When their latest plans for a diamond heist are stolen they are suddenly presented in the face of a ruthless gangster Leo Gilette (Suchet, Poirot). Blackmailing them with the threat of delivering the plans to the authorities, Leo forces the reluctant trio to execute the real robbery worth millions of dollars as per their plans. As they get closer to the actual heist, a terrifying reality strikes in. They no longer need a foolproof plan to pull off the robbery, but more than ever, they need one to get out alive.

As ever, Ryan Reynolds is humorously mysterious. It’s quite difficult to picture him out of the Van Wilder image that he is raved about. But he does portray a more mature role here. Joined by the relatively unknown but pretty Kristin Booth and very funky Joris Jarsky, the trio try to add a much required depth to the characters.
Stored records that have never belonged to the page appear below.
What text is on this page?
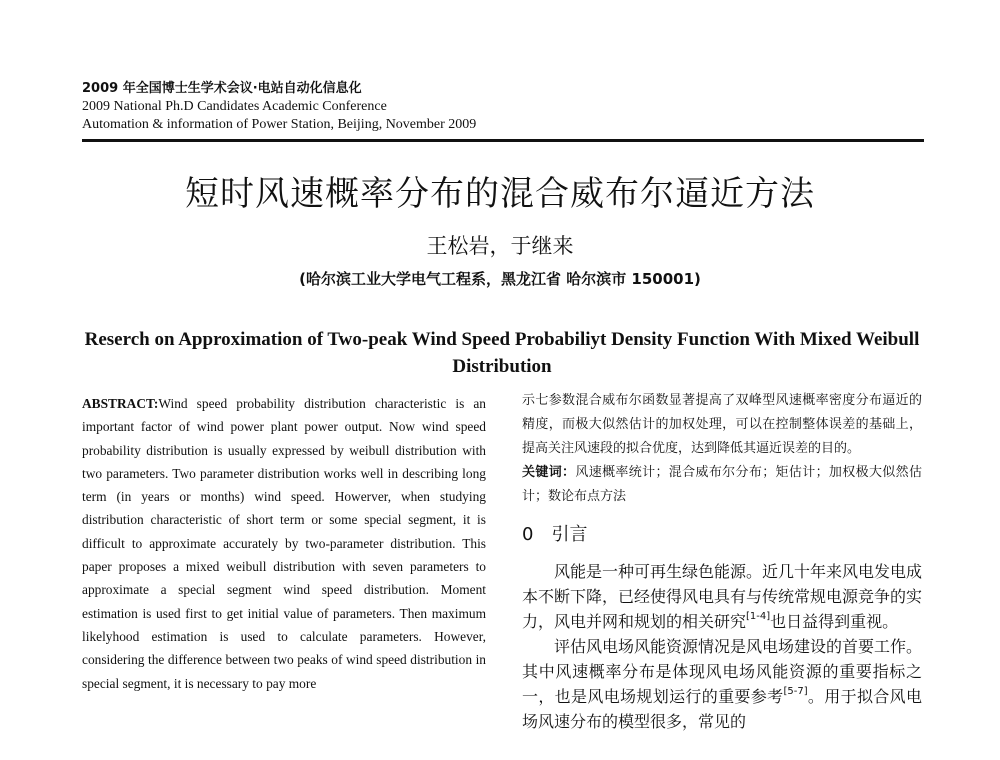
2009 年全国博士生学术会议·电站自动化信息化
2009 National Ph.D Candidates Academic Conference
Automation & information of Power Station, Beijing, November 2009
短时风速概率分布的混合威布尔逼近方法
王松岩，于继来
(哈尔滨工业大学电气工程系，黑龙江省 哈尔滨市 150001)
Reserch on Approximation of Two-peak Wind Speed Probabiliyt Density Function With Mixed Weibull Distribution
ABSTRACT:Wind speed probability distribution characteristic is an important factor of wind power plant power output. Now wind speed probability distribution is usually expressed by weibull distribution with two parameters. Two parameter distribution works well in describing long term (in years or months) wind speed. Howerver, when studying distribution characteristic of short term or some special segment, it is difficult to approximate accurately by two-parameter distribution. This paper proposes a mixed weibull distribution with seven parameters to approximate a special segment wind speed distribution. Moment estimation is used first to get initial value of parameters. Then maximum likelyhood estimation is used to calculate parameters. However, considering the difference between two peaks of wind speed distribution in special segment, it is necessary to pay more
示七参数混合威布尔函数显著提高了双峰型风速概率密度分布逼近的精度，而极大似然估计的加权处理，可以在控制整体误差的基础上，提高关注风速段的拟合优度，达到降低其逼近误差的目的。
关键词：风速概率统计；混合威布尔分布；矩估计；加权极大似然估计；数论布点方法
0 引言

风能是一种可再生绿色能源。近几十年来风电发电成本不断下降，已经使得风电具有与传统常规电源竞争的实力，风电并网和规划的相关研究[1-4]也日益得到重视。

评估风电场风能资源情况是风电场建设的首要工作。其中风速概率分布是体现风电场风能资源的重要指标之一，也是风电场规划运行的重要参考[5-7]。用于拟合风电场风速分布的模型很多，常见的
With hardly any room for romance, the chemistry between the trio is good but nothing innovative.

Nevertheless, it is the plot that captures most of the attention, the characters being mere pawns in an intricate game of chess. It is probably like something you’ve seen before and has its own bit of enthusiasm that goes along the entire 100 odd minutes. It does hold its own if compared to others in similar-genre but at times does seem like a wannabe hoping to impress. Probably because it is a Canadian production. The movie however stays very simple and yet slick enough to generate interest.

What is definitely likeable of the movie is the music. Very appropriate. Like most of the cast, the soundtrack also features entirely Canadian music talent. Well picked spy-funk tracks that will take you right from danceable 1970’s ghetto funk to a classic rock out, featuring artists like Dandy Warhols, Crystal Method and Getaway People.

All in all you are at least promised a foot-tapping, edge-of-the-seat piece of thriller genre worth much more than the cost of your popcorn and soda. Or the soft-cheese nachos, if that’s your flavour?